66. Premature investments

If a large quantity of funds and efforts are put towards a project prematurely, such as electric cars or Artificial Intelligence, and it does not bear fruit, it can put a field on ice for a matter of decades, even after it becomes economically feasible. If people were informed in 1900 that nuclear weapons would be developed in 1941, and would threaten the safety of the world by the 1950s, they would likely spend tens or hundreds of millions building bomb shelters, trying to develop quick flying machines, anti-aircraft batteries, or aerospace technology to ameliorate the anticipated strategic risk. In all likelihood, this would cause expenditure fatigue, so that by the time nuclear weapons were actually developed, there would be a reluctance to invest in dealing with them that there would not have otherwise been.

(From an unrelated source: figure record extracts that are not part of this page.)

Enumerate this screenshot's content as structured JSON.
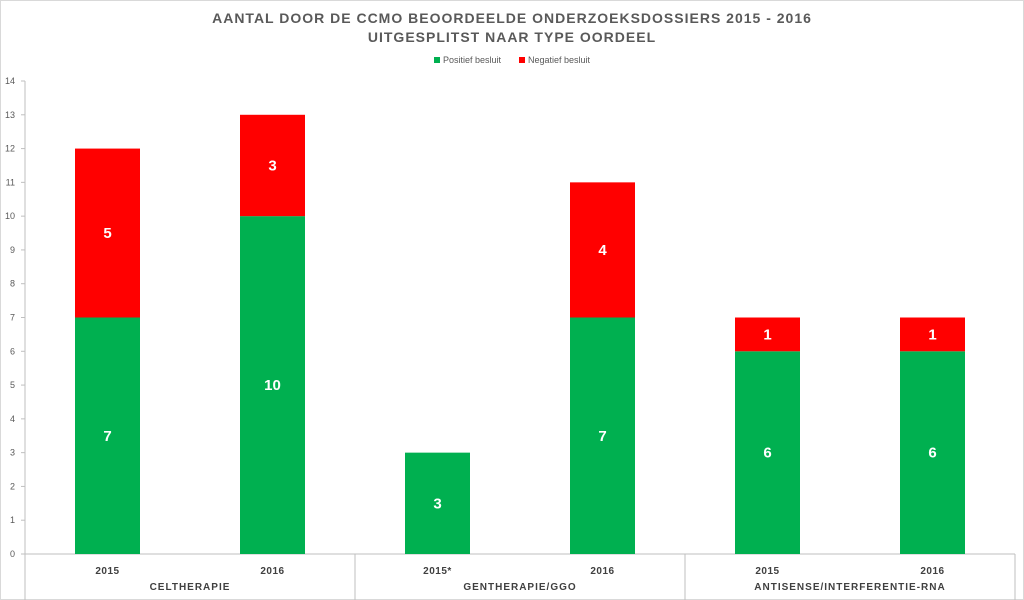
{
  "title_line1": "AANTAL DOOR DE CCMO BEOORDEELDE ONDERZOEKSDOSSIERS 2015 - 2016",
  "title_line2": "UITGESPLITST NAAR TYPE OORDEEL",
  "colors": {
    "positive": "#00B050",
    "negative": "#FF0000"
  },
  "chart_data": {
    "type": "bar",
    "stacked": true,
    "title": "AANTAL DOOR DE CCMO BEOORDEELDE ONDERZOEKSDOSSIERS 2015 - 2016 UITGESPLITST NAAR TYPE OORDEEL",
    "categories": [
      "2015",
      "2016",
      "2015*",
      "2016",
      "2015",
      "2016"
    ],
    "groups": [
      {
        "label": "CELTHERAPIE",
        "count": 2
      },
      {
        "label": "GENTHERAPIE/GGO",
        "count": 2
      },
      {
        "label": "ANTISENSE/INTERFERENTIE-RNA",
        "count": 2
      }
    ],
    "series": [
      {
        "name": "Positief besluit",
        "color": "#00B050",
        "values": [
          7,
          10,
          3,
          7,
          6,
          6
        ]
      },
      {
        "name": "Negatief besluit",
        "color": "#FF0000",
        "values": [
          5,
          3,
          0,
          4,
          1,
          1
        ]
      }
    ],
    "data_labels": {
      "Positief besluit": [
        "7",
        "10",
        "3",
        "7",
        "6",
        "6"
      ],
      "Negatief besluit": [
        "5",
        "3",
        "",
        "4",
        "1",
        "1"
      ]
    },
    "yticks": [
      "0",
      "1",
      "2",
      "3",
      "4",
      "5",
      "6",
      "7",
      "8",
      "9",
      "10",
      "11",
      "12",
      "13",
      "14"
    ],
    "ylim": [
      0,
      14
    ],
    "xlabel": "",
    "ylabel": "",
    "legend": "top-center",
    "grid": false
  }
}
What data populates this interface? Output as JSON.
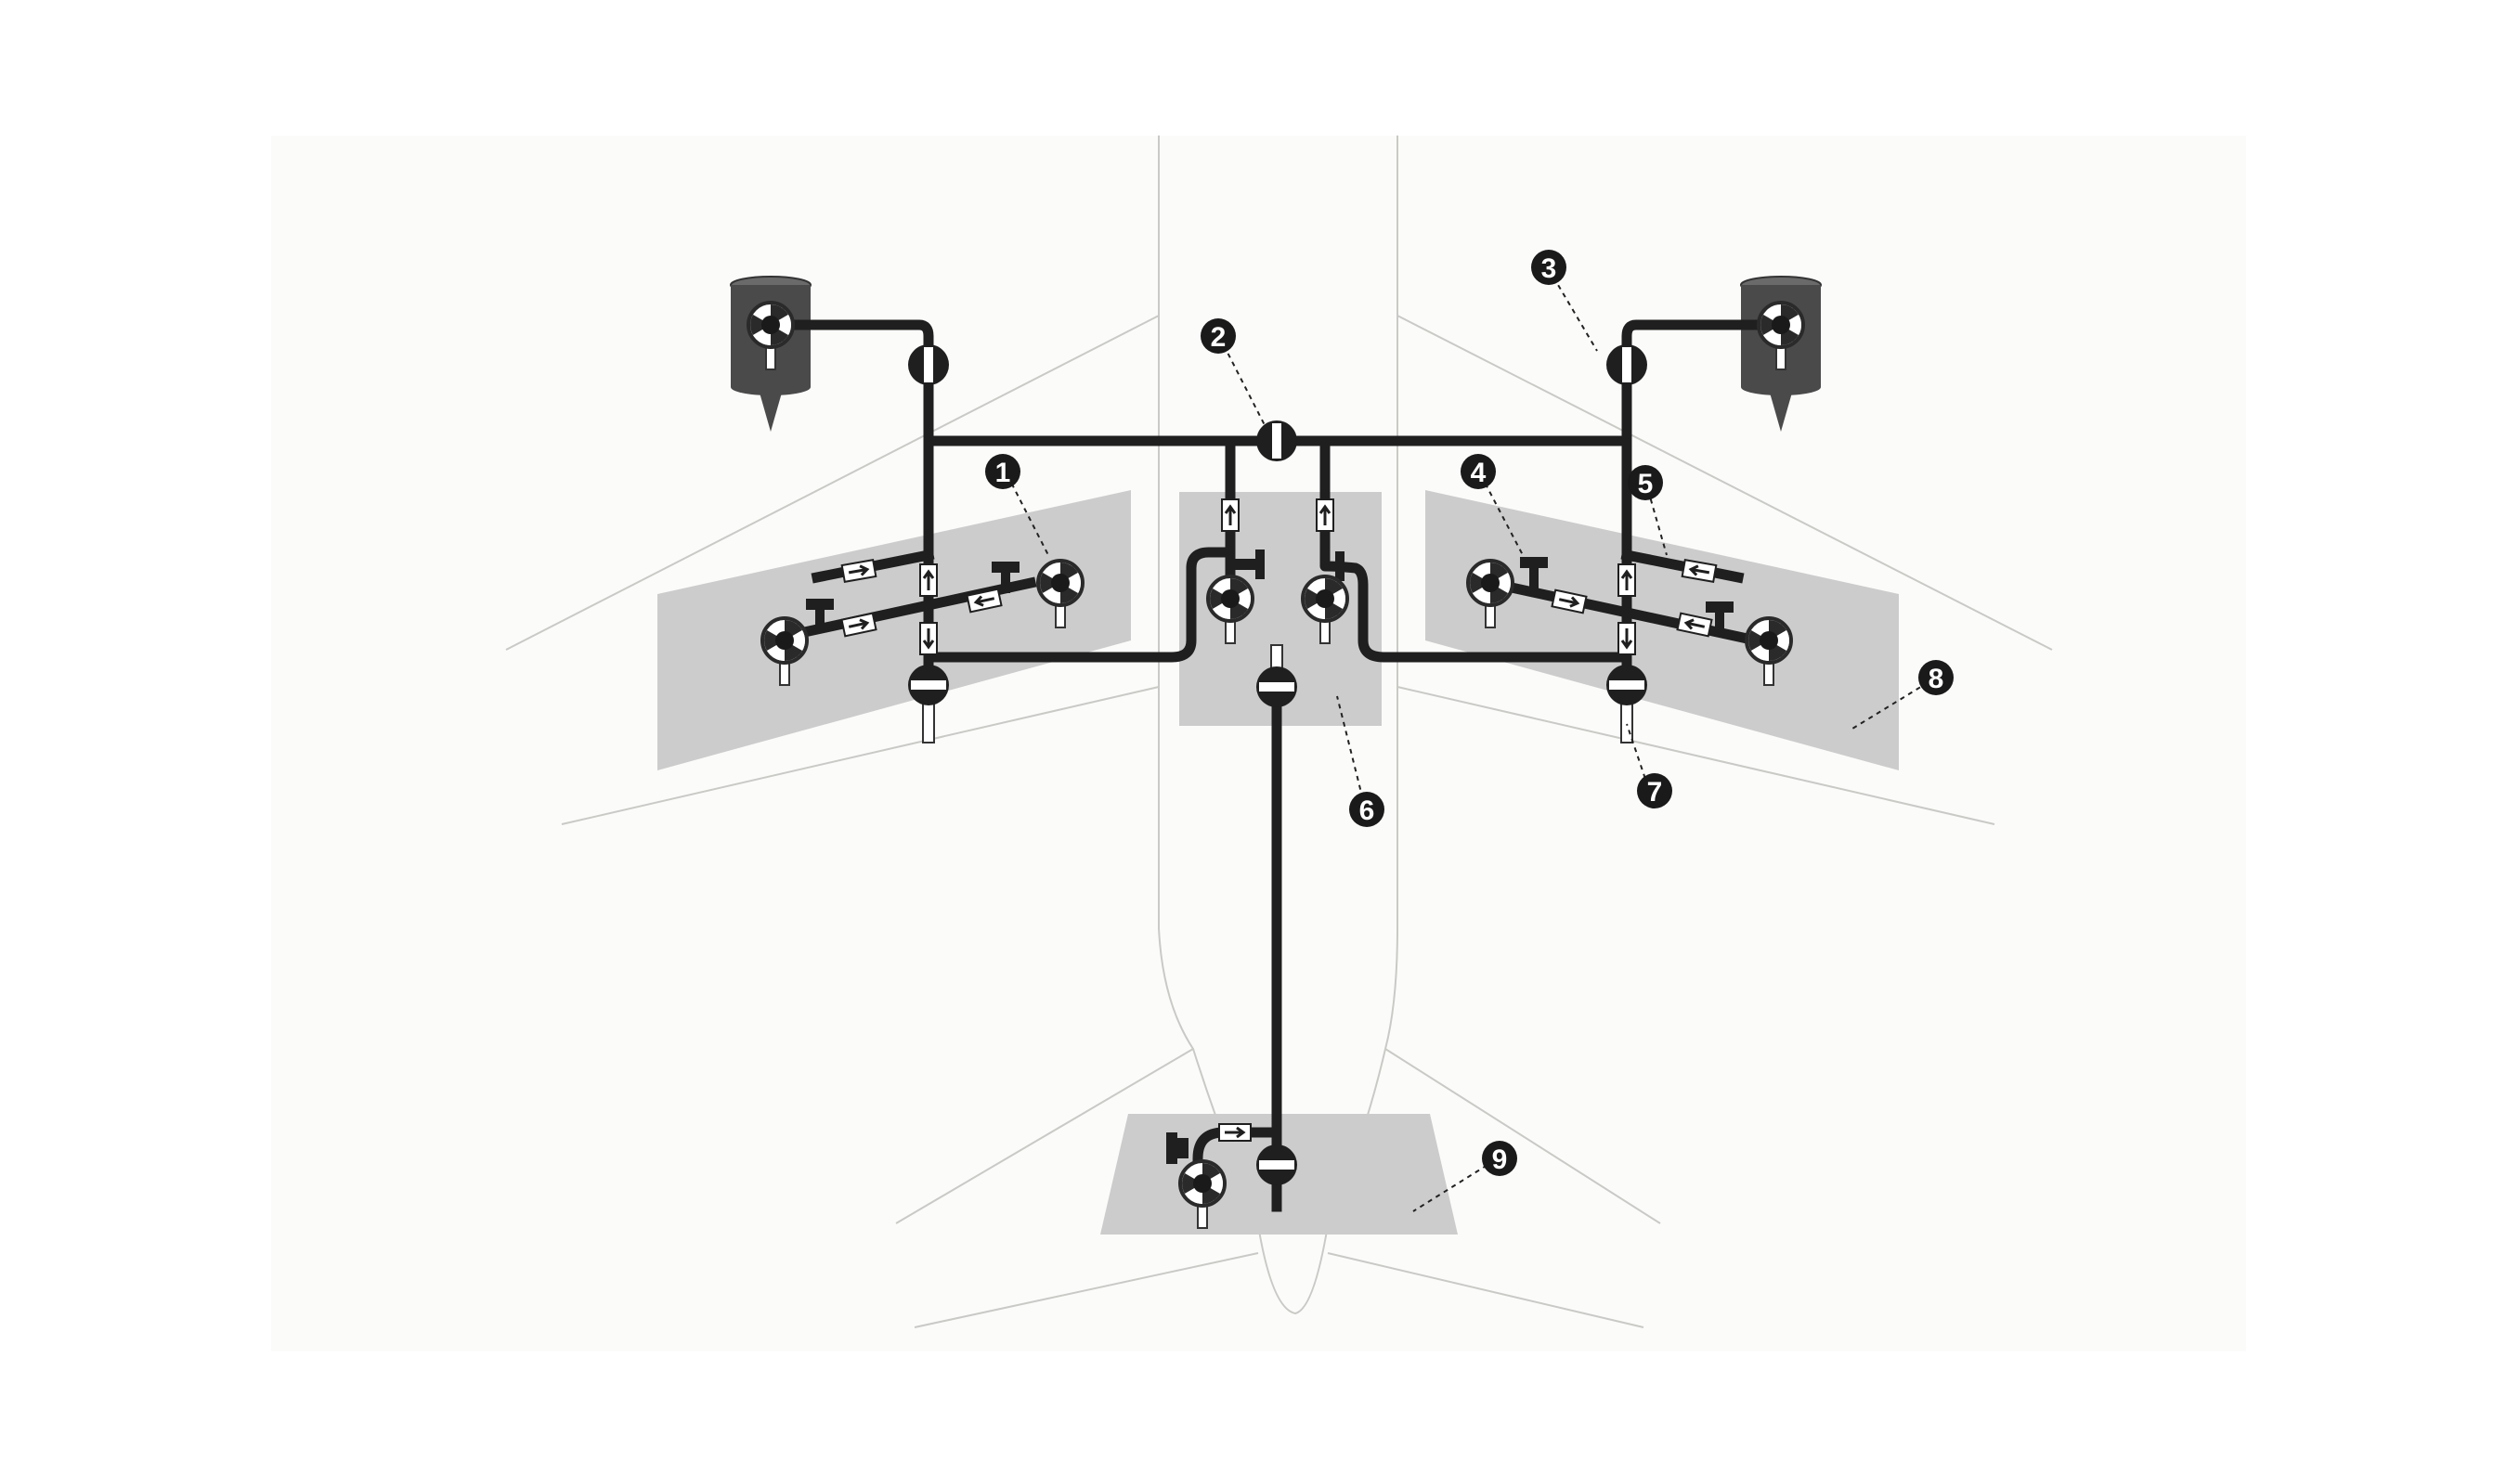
{
  "diagram": {
    "callouts": [
      {
        "id": 1,
        "label": "1"
      },
      {
        "id": 2,
        "label": "2"
      },
      {
        "id": 3,
        "label": "3"
      },
      {
        "id": 4,
        "label": "4"
      },
      {
        "id": 5,
        "label": "5"
      },
      {
        "id": 6,
        "label": "6"
      },
      {
        "id": 7,
        "label": "7"
      },
      {
        "id": 8,
        "label": "8"
      },
      {
        "id": 9,
        "label": "9"
      }
    ],
    "colors": {
      "canvas": "#fbfcfa",
      "airframe_outline": "#c9cac6",
      "tank_zone": "#cccccc",
      "pipe": "#1f1f1f",
      "engine_pod": "#4a4a4a",
      "callout_fill": "#1a1a1a",
      "callout_text": "#ffffff"
    },
    "icons": [
      "fuel-pump-icon",
      "crossfeed-valve-icon",
      "shutoff-valve-icon",
      "flow-direction-arrow-icon",
      "engine-pod-icon"
    ]
  }
}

Humans, and humanity, do not have the greatest attention span or planning capability, even when the world hangs in the balance. We need quick results and gratification to move forward on projects. According to some recently released information, in the 80s, the USSR got wind of an unmanned aerial vehicle, or drone, built by the United States, and spent a great deal of money and military research trying to come up with their own version, to no avail48. As a result of that program, by the time drones actually became cheaper and reliable, in the 00s, Russian military leaders were already exhausted with the idea, and lagged behind in their development accordingly. Timing can make a crucial psychological and economic difference which makes the difference between success and failure for a given technology or safeguard.